FORT WORTH — There was magic in the air on Tuesday evening when Jim Brickman brought his Christmas show to Bass Hall, presented by Performing Arts Fort Worth.
Brickman is a pianist and songwriter with a huge following and six gold and platinum recordings to his credit. His is laid back, attractive and accessible. The audience, many devoted fans, loved every minute.
Even though he bills himself as “America’s Piano Sensation,” Brickman doesn’t take himself all that seriously, which added much to the enjoyment of the concert. He is humorous in a Bob Newhart way, and his wry observations are aimed at himself. For example, the show is called “The Magic of Christmas,” and every time he said the word “magic” (which he did all evening), he ran his hand down a bar chime, which added a tinkling sparkle.

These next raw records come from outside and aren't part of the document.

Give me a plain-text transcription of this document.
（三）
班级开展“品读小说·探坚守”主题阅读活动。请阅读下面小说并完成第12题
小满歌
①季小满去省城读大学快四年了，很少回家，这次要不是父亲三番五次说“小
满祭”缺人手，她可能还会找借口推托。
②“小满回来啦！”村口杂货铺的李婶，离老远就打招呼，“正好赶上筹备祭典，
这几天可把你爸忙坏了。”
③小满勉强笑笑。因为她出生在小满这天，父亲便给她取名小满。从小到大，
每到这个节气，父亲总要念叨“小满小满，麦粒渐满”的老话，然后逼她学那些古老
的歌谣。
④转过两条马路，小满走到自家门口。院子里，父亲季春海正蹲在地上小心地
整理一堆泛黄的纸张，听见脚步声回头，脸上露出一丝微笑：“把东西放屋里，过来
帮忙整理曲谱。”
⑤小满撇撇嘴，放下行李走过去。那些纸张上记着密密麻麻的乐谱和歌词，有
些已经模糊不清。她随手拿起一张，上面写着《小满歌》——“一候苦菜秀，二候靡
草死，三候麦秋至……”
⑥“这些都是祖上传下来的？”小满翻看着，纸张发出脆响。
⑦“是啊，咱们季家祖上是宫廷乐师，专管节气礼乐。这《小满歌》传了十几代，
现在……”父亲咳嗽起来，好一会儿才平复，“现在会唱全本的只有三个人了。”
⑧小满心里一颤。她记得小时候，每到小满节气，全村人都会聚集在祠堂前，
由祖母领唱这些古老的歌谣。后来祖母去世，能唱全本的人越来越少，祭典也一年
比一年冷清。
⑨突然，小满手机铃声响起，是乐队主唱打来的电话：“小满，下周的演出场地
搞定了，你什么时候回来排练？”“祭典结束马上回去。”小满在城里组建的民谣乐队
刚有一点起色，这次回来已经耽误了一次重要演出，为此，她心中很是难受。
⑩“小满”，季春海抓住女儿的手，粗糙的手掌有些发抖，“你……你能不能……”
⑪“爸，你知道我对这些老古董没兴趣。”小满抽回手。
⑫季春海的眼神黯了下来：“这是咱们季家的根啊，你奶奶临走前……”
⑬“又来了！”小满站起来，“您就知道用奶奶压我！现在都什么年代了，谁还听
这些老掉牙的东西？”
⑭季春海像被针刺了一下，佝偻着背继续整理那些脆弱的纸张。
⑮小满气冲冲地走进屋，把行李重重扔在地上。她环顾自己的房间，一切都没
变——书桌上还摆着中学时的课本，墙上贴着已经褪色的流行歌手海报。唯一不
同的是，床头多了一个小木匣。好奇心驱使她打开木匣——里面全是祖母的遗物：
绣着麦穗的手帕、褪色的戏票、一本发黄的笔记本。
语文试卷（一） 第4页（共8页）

Brickman’s musical style is best described as a stew of “Adult Contemporary” and “New Age,” with some gospel and pop added like salt and pepper. His was joined by Anne Cochran, his vocalist ever since they formed a band in high school. She is a fine singer, reminiscent of Karen Carpenter.
Canadian Luke McMaster is a young and dynamic singer/songwriter/guitarist who was also on the program. His influences run from jazz to The Beatles.
Another guest, violinist Tracy Silverman, is hard to describe. When required, he fits in with Brickman’s soporific soup, but his wild electric violin solo sessions ranged from Mendelssohn to Lead Zeppelin. His instrument is half violin and half electric guitar. It boasts six strings (a regular violin has four), which gives him an additional lower octave. He uses the electric guitarist’s bag of tricks, running the sound through the distortion amp that gives hard rock and metal bands their distinctive ear-popping sounds.
The music on the program was mostly Brickman’s, including his arrangements of familiar Christmas hits. Because of Brickman’s beautiful consistency, those not familiar with his music may have trouble telling one song from another. One reason is that his piano style is always busy, and he creates rhythmic interest by constantly noodling with the chords.
This is typical of many pop pianists who work without a drummer, leaving harmony, melody and rhythm to a single musician.
When singers taking the melody, Brickman’s songs are more successful.
Unfortunately, all the music was over-amplified for the concert hall.
Nonetheless, the performance was a seasonal treat for almost everyone.